晚風綿下意識看了看鍋裡:湯底見底,肉塊全無,只剩幾片煮爛的菜葉飄著。

她放下勺子,實話實說:“不好意思,以為你今晚不回來了,飯就沒煮你那份。”

她說這話的時候,真的沒有想太多。

純粹是陳述事實。

今天下山一趟累得不輕,腿還疼著,煮的份量自然只算了在家的兩個人。

可在黎溫燃聽來,這輕飄飄的一句話,配上她那副“理所當然”的表情。

簡直就是赤裸裸的挑釁和排擠。

他胸膛瞬間起伏,金色的瞳孔裡怒火跳躍:“說誰稀罕你做的東西!”

聲音又衝又硬,像是壓抑了許久的火山找到了噴發口。

他是真的很厭惡晚風綿,厭惡到甚至來不及思考和驚訝。

她居然會主動解釋?

她居然會考慮別人有沒有吃飯?

這些細微的異常,都被他心頭那層厚厚的憎惡濾鏡擋得嚴嚴實實。

晚風綿聽到這話,雖然不至於太生氣,但也頓時不想理他了。

熱臉貼冷屁股的事,做一次就夠了。

她垂下眼,用木勺颳了刮鍋底,語氣冷淡下來:

“哦,也對,你應該在外面吃過了。”

這話本是順著他的意思,息事寧人。

可聽在黎溫燃耳朵裡,又成了另一番味道。

她在諷刺他?

暗示他在外面和葉聽聽一起吃了飯?

覺得他和聽聽有什麼齷齪?

“晚風綿!”黎溫燃聲音拔高,帶著被冒犯的尖銳。

“你別把別人想得跟你一樣齷齪!聽聽很好!她跟你怎麼可能一樣!”

晚風綿挑眉,訝異地看向他。

她剛才...半個字沒提葉聽聽吧?

這人到底在腦補些什麼啊?

她心裡一陣無語,吐槽的彈幕瘋狂刷過:【我提她了嗎?我提了嗎?這人有毛病。】

黎溫燃被她那看傻子一樣的眼神激得更怒。

冷哼一聲:“你有沒有想,你自己知道!”

晚風綿這下是真有些動氣了。

這個人,憑什麼擺出一副“我早就看透你”的嘴臉?

瞭解原主,就代表瞭解現在的她嗎?

她皺起眉,聲音也冷了下來,帶著毫不掩飾的譏誚:

“呵,黎溫燃,別說得你多瞭解我一樣。
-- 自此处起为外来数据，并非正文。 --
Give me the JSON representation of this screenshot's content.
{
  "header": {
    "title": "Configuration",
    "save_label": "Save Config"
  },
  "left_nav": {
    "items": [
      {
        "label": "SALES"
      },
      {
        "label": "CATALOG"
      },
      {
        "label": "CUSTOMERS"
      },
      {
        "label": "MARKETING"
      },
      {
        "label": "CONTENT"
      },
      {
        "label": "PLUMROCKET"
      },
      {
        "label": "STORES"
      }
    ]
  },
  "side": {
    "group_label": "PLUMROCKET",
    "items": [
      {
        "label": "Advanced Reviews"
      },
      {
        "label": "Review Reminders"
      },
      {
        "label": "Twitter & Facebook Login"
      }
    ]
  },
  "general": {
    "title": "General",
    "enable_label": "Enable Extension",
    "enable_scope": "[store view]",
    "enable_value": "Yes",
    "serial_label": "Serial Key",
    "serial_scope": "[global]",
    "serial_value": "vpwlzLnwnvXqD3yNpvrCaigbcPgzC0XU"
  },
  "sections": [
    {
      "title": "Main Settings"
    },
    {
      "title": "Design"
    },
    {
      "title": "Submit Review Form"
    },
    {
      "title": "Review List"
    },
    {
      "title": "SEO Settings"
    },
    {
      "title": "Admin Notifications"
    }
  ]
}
”

這話意有所指,但聽在旁人耳中,更像是氣話。

就連一直沉默的月憐寂和邊愁,此刻也覺得黎溫燃有些過分了。

他們能清晰聽到晚風綿的心聲,知道她剛才真的沒那層意思。

純粹是黎溫燃自己敏感多疑,還把火氣往她身上撒。

月憐寂抿了抿唇,墨玉般的眸子看向黎溫燃。

雖未開口,但那份不贊同已然無聲傳遞。

邊愁則靠在門邊,金色的豎瞳淡淡掃過黎溫燃,又移開,蒼白的臉上沒什麼表情,可那微微抱臂的姿態,也透著疏離。

他們沒有主動幫晚風綿說話。

但此刻的沉默,沒有附和黎溫燃的怒火,本身就已經是一種變相的站隊。

黎溫燃瞬間感受到了這份無形的孤立。

他看著月憐寂和邊愁,一股被背叛的怒火混雜著難以置信湧上心頭。

他們....居然為了這個惡雌,對他冷眼相待?

這才幾天?

晚風綿到底給他們灌了什麼迷魂湯!

晚風綿看著他臉上變幻的神色,深吸一口氣,壓下心頭那點煩躁。

她不想把場面弄得太僵,更不想讓另外兩人難做。

於是她主動轉了話題:“行了,別說那些沒用的。你回來有什麼事嗎?就為了吼我兩句?”

這話像一盆冷水,讓黎溫燃沸騰的怒火稍稍一滯。

他猛地回過神來,想起自己這次回來的真正目的。

胸腔裡那股急於證明什麼、劃清界限的衝動,再次佔據上風。

他挺直脊背,直視晚風綿,聲音斬釘截鐵,一字一頓:

“我回來,是要跟你解除婚契。”

空氣都霎時一靜。

解除婚契?

在獸世,這其實並不是一件能輕易說出口的事。

婚契締結時,受獸神與部落規則雙重認可,蘊含著血脈與靈魂層面的聯結。

解除,也必須雙方心甘情願,在部落見證下完成儀式,才能安然剝離,不至反噬。

若一方強行解除,將會遭受極其嚴厲的懲罰。

那不僅僅是肉體痛苦,更是一種刻入靈魂、伴隨終生的詛咒與虛弱,被視為對獸神與誓約的背叛。

幾乎等同自毀前程,且會遭到所有獸人的鄙棄。

因此,單方面解契,是萬不得已、寧死不屈的最後選擇。

以前,無論黎溫燃如何憎恨、如何反抗,晚風綿都咬死了不鬆口。

她用婚契的力量折磨他,也用這層無法擺脫的關係禁錮他。

黎溫燃早已做好最壞的打算。

如果晚風綿這次依舊不同意,他就是拼著承受那生不如死的反噬,也要強行解契!

他甚至想好了威脅的說辭,準備將自己這三年來承受的所有折磨一一攤開,哪怕撕破臉皮,哪怕同歸於盡,他也要自由!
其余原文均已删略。